Andie shook her head, feeling a little sick with guilt, with hurt feelings. “Really, would it have been that hard?”
“I don’t know.”
Andie finished off the last of her cookie and drained her cup of tea, and she still didn’t know what to say to Caroline Anderson—the woman who had never been her mother.
She thought about this two months ago when she’d slipped into a church service held at the rodeo arena after one of the events. She had sat there wondering how to put her life back together. The pieces were in her hands; Alyson, her mother and Ryder.
It was up to her to put it all back together. It was up to her to forgive.
Andie hopped off the stool. “I have to take care of my horse.”
And she planned on spending the night in the camper of her horse trailer. It wasn’t really running away. She was giving herself space and a little time to think.
Ryder woke up the next morning to the rumble of a truck in his driveway. He peeked out the window as Wyatt jumped out of a rented moving truck and then reached in for the two little girls who resembled their mom.
As he watched them cut across the lawn—Wyatt ho
lding both girls, looking as sad as they looked—Ryder ran a hand through his hair and shook his head. Man, this was a lot of reality to wake up to.
He glanced at the clock on the coffeemaker as he walked through the kitchen. Nearly ten on a Sunday morning. And Etta’s old Caddy was going down the road, because it was time for church. And for the first time in years, Andie was in the passenger seat.
Too much reality.
Too many changes. He was nearly thirty and suddenly everything was changing. Andie was going to church and she didn’t want to talk to him. Not that he really blamed her.
But he wanted her back, the way it was before. He wanted it to be like it had been before their night in Phoenix, before her trip to the altar and God. Not that he had anything against God. He knew there was one. He’d been to church. He’d heard the sermons. He’d even prayed.
But his parents had gone, too. They’d picked a church in a neighboring town, not Dawson Community Church. And that had just about done him in on religion. His parents, their lifestyle and then the day in church when someone brought his dad forward. Man, he could still remember that day, the looks people had given him, the way it had felt to hear what his dad had done.
And he remembered the clapping of a few hands when his dad was ousted from the congregation, taking his family with him.

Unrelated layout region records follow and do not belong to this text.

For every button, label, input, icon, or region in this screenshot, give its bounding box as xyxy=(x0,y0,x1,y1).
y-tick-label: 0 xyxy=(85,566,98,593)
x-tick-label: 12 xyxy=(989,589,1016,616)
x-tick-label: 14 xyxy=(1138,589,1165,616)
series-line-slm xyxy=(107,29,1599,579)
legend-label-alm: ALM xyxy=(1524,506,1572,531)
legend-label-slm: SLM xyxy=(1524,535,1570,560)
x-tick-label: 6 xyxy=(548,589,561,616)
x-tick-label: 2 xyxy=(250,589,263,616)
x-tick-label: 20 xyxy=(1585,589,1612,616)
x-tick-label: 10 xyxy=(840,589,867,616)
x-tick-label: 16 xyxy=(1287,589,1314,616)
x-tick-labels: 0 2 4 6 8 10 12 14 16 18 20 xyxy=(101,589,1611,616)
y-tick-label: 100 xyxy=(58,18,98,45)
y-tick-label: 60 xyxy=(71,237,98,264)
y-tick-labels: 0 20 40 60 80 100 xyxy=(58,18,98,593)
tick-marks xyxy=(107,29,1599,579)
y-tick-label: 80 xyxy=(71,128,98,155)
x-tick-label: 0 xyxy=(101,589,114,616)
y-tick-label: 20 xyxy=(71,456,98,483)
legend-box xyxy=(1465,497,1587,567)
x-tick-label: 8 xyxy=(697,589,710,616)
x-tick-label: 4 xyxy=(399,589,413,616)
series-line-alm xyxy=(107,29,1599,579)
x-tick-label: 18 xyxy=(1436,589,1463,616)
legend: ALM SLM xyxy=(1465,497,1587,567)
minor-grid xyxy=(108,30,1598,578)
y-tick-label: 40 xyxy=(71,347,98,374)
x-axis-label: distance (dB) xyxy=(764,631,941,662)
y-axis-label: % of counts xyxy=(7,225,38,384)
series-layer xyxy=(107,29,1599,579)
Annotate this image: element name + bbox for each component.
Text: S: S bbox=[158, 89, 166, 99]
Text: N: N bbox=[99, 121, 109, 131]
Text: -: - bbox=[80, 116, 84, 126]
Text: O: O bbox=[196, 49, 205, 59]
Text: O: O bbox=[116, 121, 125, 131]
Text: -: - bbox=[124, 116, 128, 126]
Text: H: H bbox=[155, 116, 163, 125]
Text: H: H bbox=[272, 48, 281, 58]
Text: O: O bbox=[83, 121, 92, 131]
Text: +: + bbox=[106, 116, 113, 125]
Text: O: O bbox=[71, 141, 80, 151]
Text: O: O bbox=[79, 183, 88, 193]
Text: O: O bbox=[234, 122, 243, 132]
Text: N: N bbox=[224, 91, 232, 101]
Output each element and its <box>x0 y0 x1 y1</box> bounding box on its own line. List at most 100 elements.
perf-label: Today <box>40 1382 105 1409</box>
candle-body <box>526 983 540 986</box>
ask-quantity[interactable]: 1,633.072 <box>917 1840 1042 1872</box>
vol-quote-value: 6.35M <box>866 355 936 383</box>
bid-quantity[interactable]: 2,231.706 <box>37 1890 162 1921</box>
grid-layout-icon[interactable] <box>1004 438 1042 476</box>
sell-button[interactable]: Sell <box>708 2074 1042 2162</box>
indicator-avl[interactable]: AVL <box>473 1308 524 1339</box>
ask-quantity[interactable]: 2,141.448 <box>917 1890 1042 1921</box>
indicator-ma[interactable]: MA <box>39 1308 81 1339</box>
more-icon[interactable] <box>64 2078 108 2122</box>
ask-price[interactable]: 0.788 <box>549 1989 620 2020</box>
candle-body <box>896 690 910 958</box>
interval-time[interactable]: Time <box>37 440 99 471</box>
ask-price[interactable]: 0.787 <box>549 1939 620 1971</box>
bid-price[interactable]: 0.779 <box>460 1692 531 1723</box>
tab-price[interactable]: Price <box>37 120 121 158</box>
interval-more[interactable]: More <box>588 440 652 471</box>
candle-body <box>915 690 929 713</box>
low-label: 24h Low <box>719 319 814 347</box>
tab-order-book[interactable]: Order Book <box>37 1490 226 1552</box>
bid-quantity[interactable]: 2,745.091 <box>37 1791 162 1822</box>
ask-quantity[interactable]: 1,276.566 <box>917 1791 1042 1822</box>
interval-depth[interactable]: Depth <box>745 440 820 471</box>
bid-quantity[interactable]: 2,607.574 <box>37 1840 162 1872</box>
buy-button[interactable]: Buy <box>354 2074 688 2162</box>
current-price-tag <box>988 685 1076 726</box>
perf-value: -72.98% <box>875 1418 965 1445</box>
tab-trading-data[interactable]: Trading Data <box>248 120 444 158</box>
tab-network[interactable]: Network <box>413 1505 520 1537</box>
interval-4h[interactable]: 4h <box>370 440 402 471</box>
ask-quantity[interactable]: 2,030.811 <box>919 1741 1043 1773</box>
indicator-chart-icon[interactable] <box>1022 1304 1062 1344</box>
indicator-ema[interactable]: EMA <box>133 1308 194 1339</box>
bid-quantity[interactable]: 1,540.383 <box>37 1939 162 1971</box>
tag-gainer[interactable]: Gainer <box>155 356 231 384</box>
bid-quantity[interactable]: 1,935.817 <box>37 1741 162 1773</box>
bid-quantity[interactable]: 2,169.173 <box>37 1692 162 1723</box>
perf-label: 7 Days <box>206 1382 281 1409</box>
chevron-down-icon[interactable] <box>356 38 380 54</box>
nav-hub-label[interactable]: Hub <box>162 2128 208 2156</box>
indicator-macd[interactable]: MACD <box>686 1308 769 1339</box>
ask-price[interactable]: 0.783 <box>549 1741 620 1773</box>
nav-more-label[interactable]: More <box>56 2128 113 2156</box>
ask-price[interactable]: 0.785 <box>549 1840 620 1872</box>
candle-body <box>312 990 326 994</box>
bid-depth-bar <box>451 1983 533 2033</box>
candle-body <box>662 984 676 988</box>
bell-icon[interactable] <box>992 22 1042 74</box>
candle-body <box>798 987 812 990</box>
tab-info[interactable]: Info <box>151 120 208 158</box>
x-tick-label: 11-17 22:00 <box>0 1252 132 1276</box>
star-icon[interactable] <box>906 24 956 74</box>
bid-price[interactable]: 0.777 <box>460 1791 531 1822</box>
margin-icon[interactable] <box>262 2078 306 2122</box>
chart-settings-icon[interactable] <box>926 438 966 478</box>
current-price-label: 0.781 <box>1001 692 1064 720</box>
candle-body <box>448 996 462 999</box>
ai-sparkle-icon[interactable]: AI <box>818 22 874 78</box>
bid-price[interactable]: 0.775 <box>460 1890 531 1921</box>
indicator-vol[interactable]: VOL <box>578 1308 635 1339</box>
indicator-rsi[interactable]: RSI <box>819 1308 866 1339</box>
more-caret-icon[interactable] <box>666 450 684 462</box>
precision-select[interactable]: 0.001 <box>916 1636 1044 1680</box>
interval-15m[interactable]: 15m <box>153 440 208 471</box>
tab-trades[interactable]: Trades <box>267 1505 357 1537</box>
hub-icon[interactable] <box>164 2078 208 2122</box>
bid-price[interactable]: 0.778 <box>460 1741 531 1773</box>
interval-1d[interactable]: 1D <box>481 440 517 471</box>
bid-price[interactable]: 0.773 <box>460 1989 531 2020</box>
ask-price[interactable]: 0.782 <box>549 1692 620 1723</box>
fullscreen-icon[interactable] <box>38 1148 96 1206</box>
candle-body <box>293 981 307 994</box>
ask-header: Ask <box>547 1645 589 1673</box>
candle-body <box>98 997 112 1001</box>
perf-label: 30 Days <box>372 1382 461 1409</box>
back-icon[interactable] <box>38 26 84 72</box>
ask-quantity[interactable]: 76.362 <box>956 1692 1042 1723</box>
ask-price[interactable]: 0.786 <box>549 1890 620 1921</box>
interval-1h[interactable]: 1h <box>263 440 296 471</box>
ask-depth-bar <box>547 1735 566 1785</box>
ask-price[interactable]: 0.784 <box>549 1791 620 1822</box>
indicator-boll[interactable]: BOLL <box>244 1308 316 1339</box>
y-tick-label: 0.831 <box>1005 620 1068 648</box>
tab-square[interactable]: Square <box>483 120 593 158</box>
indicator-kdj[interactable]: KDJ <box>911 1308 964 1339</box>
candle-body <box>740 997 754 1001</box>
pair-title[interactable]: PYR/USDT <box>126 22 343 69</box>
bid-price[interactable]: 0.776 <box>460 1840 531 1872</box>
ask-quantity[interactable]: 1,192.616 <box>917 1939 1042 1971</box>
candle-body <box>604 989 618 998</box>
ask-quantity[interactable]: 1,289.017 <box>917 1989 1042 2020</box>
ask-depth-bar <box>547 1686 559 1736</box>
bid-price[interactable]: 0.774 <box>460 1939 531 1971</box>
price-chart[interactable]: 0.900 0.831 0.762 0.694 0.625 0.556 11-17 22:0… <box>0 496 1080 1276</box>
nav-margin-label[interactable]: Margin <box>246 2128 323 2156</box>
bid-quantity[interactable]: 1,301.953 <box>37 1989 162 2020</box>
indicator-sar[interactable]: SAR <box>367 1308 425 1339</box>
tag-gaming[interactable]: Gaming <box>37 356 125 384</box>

That had been a long time ago, almost twenty years. He shrugged it off, the way he’d been trying to shrug it off since the day it happened. He walked down the hall and met his brother at the back door, coming in through the utility room. It had rained during the night and Wyatt’s boots were muddy. He leaned against the dryer to kick them off.
Ryder reached for three-year-old Molly but she held tight to Wyatt. It was Kat, a year younger, who held her arms out, smiling the way little girls should smile. With one less child, Wyatt could hold the door and kick off his boots.
They would never know their mom. They wouldn’t even remember her. But then, even in her life, Wendy hadn’t been there for the girls. She had changed after having them. She had lost something and before any of them had figured it out, it had been too late to get her back.